Are you really hungry, or are you eating for the sake of it? To curb your emotions or because you’re bored? Emotional eating, otherwise known as Phantom Hunger, comfort eating, or binge eating, is different from true hunger feelings. Emotional eating occurs when a person eats food when they don’t need to. The majority of people will be overweight due to this fact. Emotional eating is unnecessary eating.
You will probably experience numerous symptoms throughout, such as;
✔Needing to eat urgently
✔Cravings for specific foods
✔Feeling stuffed but eating more
✔Only Thinking of food
✔Feeling upset and eating to make yourself feel better
✔ Thinking you need food to treat yourself
✔Eating when bored or anxious
✔Associating food with a certain person or occurrence
✔Feeling down about work
There are many more feelings linked with emotional eating too.
What’s the difference?
The difference between emotional eating and true hunger is that true hunger is biological; the hunger originates from your stomach, whereas emotional eating is psychological, which originates from your mind.
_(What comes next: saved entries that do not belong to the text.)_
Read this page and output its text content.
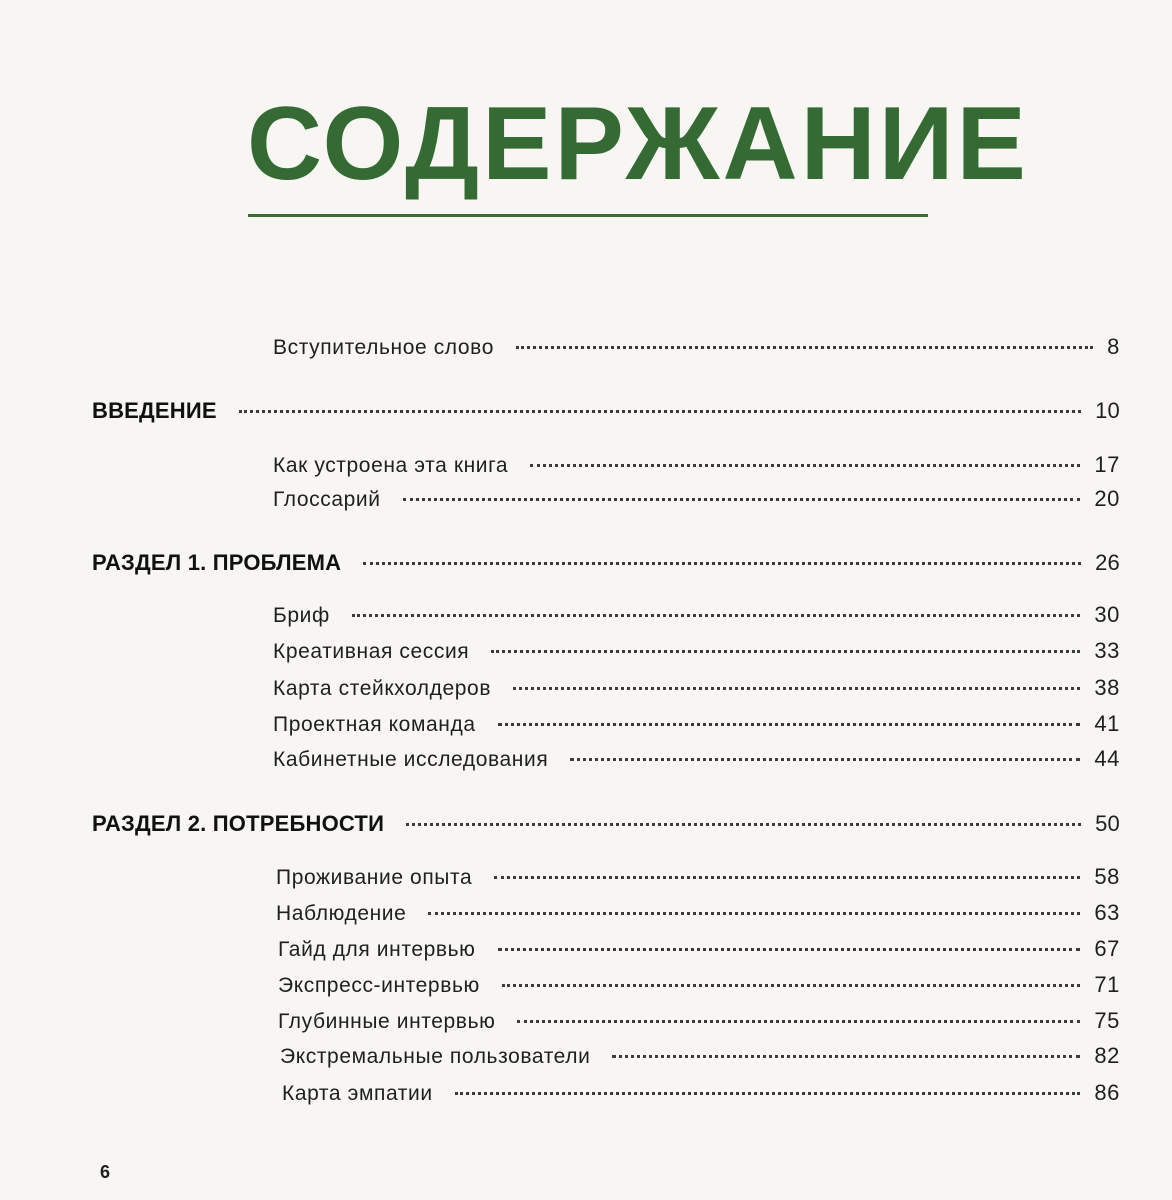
СОДЕРЖАНИЕ
Вступительное слово	8
ВВЕДЕНИЕ	10
Как устроена эта книга	17
Глоссарий	20
РАЗДЕЛ 1. ПРОБЛЕМА	26
Бриф	30
Креативная сессия	33
Карта стейкхолдеров	38
Проектная команда	41
Кабинетные исследования	44
РАЗДЕЛ 2. ПОТРЕБНОСТИ	50
Проживание опыта	58
Наблюдение	63
Гайд для интервью	67
Экспресс-интервью	71
Глубинные интервью	75
Экстремальные пользователи	82
Карта эмпатии	86
6
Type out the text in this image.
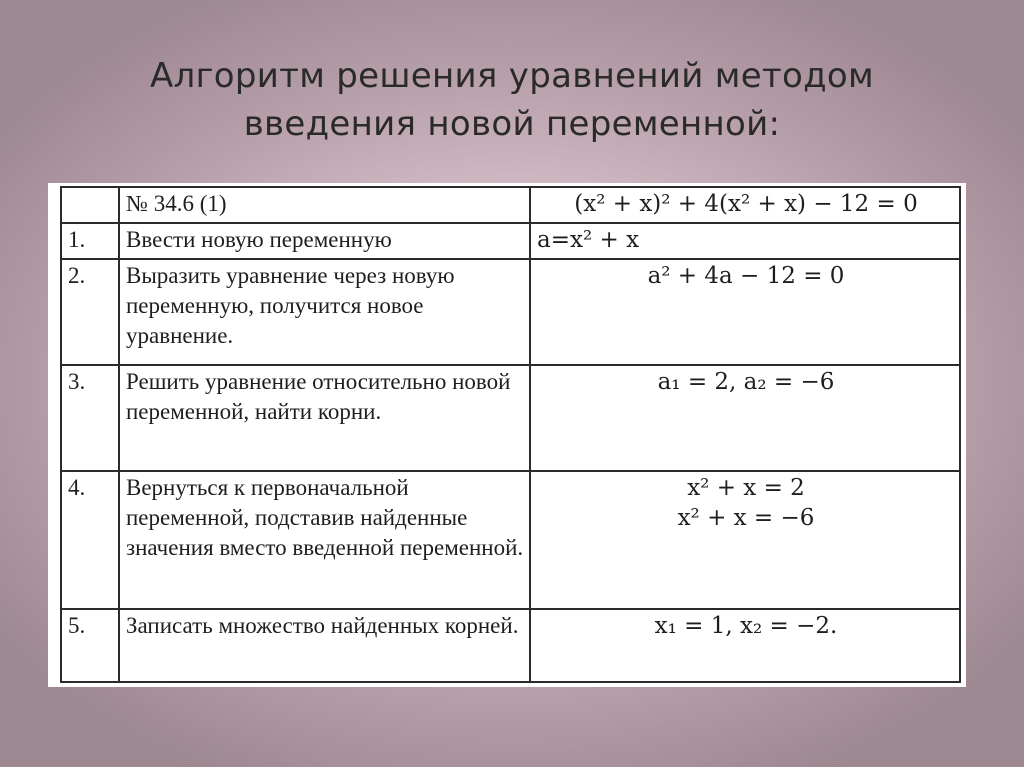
Алгоритм решения уравнений методом
введения новой переменной:
	№ 34.6 (1)	(x² + x)² + 4(x² + x) − 12 = 0
1.	Ввести новую переменную	a=x² + x

2.	Выразить уравнение через новую переменную, получится новое уравнение.	a² + 4a − 12 = 0

3.	Решить уравнение относительно новой переменной, найти корни.	a₁ = 2, a₂ = −6

4.	Вернуться к первоначальной переменной, подставив найденные значения вместо введенной переменной.	x² + x = 2
x² + x = −6

5.	Записать множество найденных корней.	x₁ = 1, x₂ = −2.
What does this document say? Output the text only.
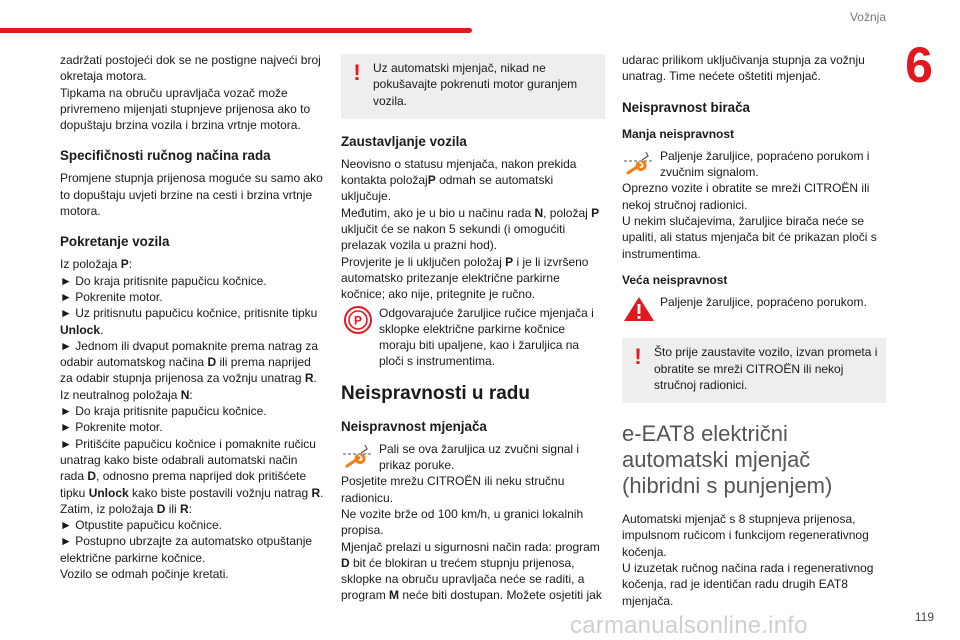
Vožnja
6

zadržati postojeći dok se ne postigne najveći broj okretaja motora.

Tipkama na obruču upravljača vozač može privremeno mijenjati stupnjeve prijenosa ako to dopuštaju brzina vozila i brzina vrtnje motora.

Specifičnosti ručnog načina rada

Promjene stupnja prijenosa moguće su samo ako to dopuštaju uvjeti brzine na cesti i brzina vrtnje motora.

Pokretanje vozila

Iz položaja P:

► Do kraja pritisnite papučicu kočnice.

► Pokrenite motor.

► Uz pritisnutu papučicu kočnice, pritisnite tipku Unlock.

► Jednom ili dvaput pomaknite prema natrag za odabir automatskog načina D ili prema naprijed za odabir stupnja prijenosa za vožnju unatrag R.

Iz neutralnog položaja N:

► Do kraja pritisnite papučicu kočnice.

► Pokrenite motor.

► Pritišćite papučicu kočnice i pomaknite ručicu unatrag kako biste odabrali automatski način rada D, odnosno prema naprijed dok pritišćete tipku Unlock kako biste postavili vožnju natrag R.

Zatim, iz položaja D ili R:

► Otpustite papučicu kočnice.

► Postupno ubrzajte za automatsko otpuštanje električne parkirne kočnice.

Vozilo se odmah počinje kretati.

!	Uz automatski mjenjač, nikad ne pokušavajte pokrenuti motor guranjem vozila.

Zaustavljanje vozila

Neovisno o statusu mjenjača, nakon prekida kontakta položajP odmah se automatski uključuje.

Međutim, ako je u bio u načinu rada N, položaj P uključit će se nakon 5 sekundi (i omogućiti prelazak vozila u prazni hod).

Provjerite je li uključen položaj P i je li izvršeno automatsko pritezanje električne parkirne kočnice; ako nije, pritegnite je ručno.

P

Odgovarajuće žaruljice ručice mjenjača i sklopke električne parkirne kočnice moraju biti upaljene, kao i žaruljica na ploči s instrumentima.

Neispravnosti u radu
Neispravnost mjenjača

Pali se ova žaruljica uz zvučni signal i prikaz poruke.

Posjetite mrežu CITROËN ili neku stručnu radionicu.

Ne vozite brže od 100 km/h, u granici lokalnih propisa.

Mjenjač prelazi u sigurnosni način rada: program D bit će blokiran u trećem stupnju prijenosa, sklopke na obruču upravljača neće se raditi, a program M neće biti dostupan. Možete osjetiti jak

udarac prilikom uključivanja stupnja za vožnju unatrag. Time nećete oštetiti mjenjač.

Neispravnost birača
Manja neispravnost

Paljenje žaruljice, popraćeno porukom i zvučnim signalom.

Oprezno vozite i obratite se mreži CITROËN ili nekoj stručnoj radionici.

U nekim slučajevima, žaruljice birača neće se upaliti, ali status mjenjača bit će prikazan ploči s instrumentima.

Veća neispravnost

Paljenje žaruljice, popraćeno porukom.

!	Što prije zaustavite vozilo, izvan prometa i obratite se mreži CITROËN ili nekoj stručnoj radionici.

e-EAT8 električni automatski mjenjač (hibridni s punjenjem)

Automatski mjenjač s 8 stupnjeva prijenosa, impulsnom ručicom i funkcijom regenerativnog kočenja.

U izuzetak ručnog načina rada i regenerativnog kočenja, rad je identičan radu drugih EAT8 mjenjača.

carmanualsonline.info	119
If you were truly hungry, your stomach would begin to make gurgling and grumbling noises, which, if go ignored, will creep up to a hunger pang.
Eating something will sort this hunger pang out, and afterward, you will feel satisfied that you have had enough, Whereas emotional eating is triggered from your emotions, how you feel. Feelings of stress, hurt, sadness, heartache, guilt, and anxiety, as well as boredom, can bring on your emotional eating habits tenfold.
Emotional eaters will never feel satisfied; they will just eat, eat, eat and eat more until they have decided they can’t be bothered lifting their hand to their mouth and chewing something else. Not only this, but emotional eating is only satisfied with a specific food such as cakes, chocolate, crisps, and cookies. Basically, bad junk foods, an apple, or a piece of broccoli will not satisfy your emotional cravings.
So why do we do it?
A lot of people eat their emotions but aren’t aware that they’re doing so! People do it when they’ve had a bad day when someone has made fun of them or criticized them. Maybe when something bad has happened, all you can do to forget about it or make yourself feel better is eating. Like mentioned before, emotional eating originates from your mind; it’s all psychological, whereas real hunger is physical.
Some binge eaters will eat alone due to embarrassment, some will eat in an uncontrolled frenzy as if food is going out of fashion, and others will simply gorge on the couch and graze at food throughout the day. After doing so, the emotional eaters will feel tremendous amounts of guilt and feelings of anger.
Is it classed as an eating disorder?
Eating triggered by your emotions is not an eating disorder; only in rare and extreme cases can it be classed as an eating disorder, such as binging on several cakes, sweets, and biscuits and then excessively exercising to cancel out the calories. Emotional eaters have no eating disorder as they do not eat excessive amounts and purge; they just eat excessive amounts and feel guilty for doing so. If someone skipped lunch every day, you wouldn’t class it as anorexia, would you? So why should this be any different? It shouldn’t! Simple!
How can you control this?
First things first, you need to know the root cause of the problem. Do you need to ask yourself why you are doing this? You need to ask yourself if you are really hungry at the time; you have to get the right mindset. Next, you need to figure out which emotion makes you do it. I’m not saying that this will break your emotional eating habits as it won’t.
Like I just said, it’s a habit. Habits are hard to break. If you can firstly conquer your emotions, you can break that bad overeating for the sake of it gradually. Instead of feeling the need to eat, go for a light jog or a stroll, run a candlelit bath, listen to some music and dance about or simply relax on the sofa with a duvet and a good book. Finally, you may seek guidance and counseling through a therapist in order to curb your emotional eating.
After all, emotional eating is all triggered from your brain, from all your thoughts. Usually, the sad thoughts trigger the eating. Talking to a therapist will help you curb eating through emotions. Statistics find that approximately 80% of people who eat their emotions have curbed their cravings or cut back through therapy sessions.
You will break the habit yet.
What if I go on a diet? Will it stop me from eating my feelings?
I would like to say yes to this; however, it isn’t that easy. Emotional eating is all in your mind; you need to change your mindset completely in order to change this. Due to this subject being psychological, it won’t be as easy as you think. When you are on a diet, you need to either cut your calories back or stick to some diet regimes such as Atkins or south beach or something like that. Therefore binging on your sugary fixes like an over-excited kid at Christmas can’t happen.
You need to make sure you have no thoughts of binging at all before even thinking about starting a diet. Cutting your calories right-back will probably make you hungry; due to your hunger pangs being out of control, you will probably grab a cake to boost your sugar level as they would have dipped. Thus making you think that you feel better; when you don’t, you only “feel better” due to your blood sugar level getting a wee boost to regulate it.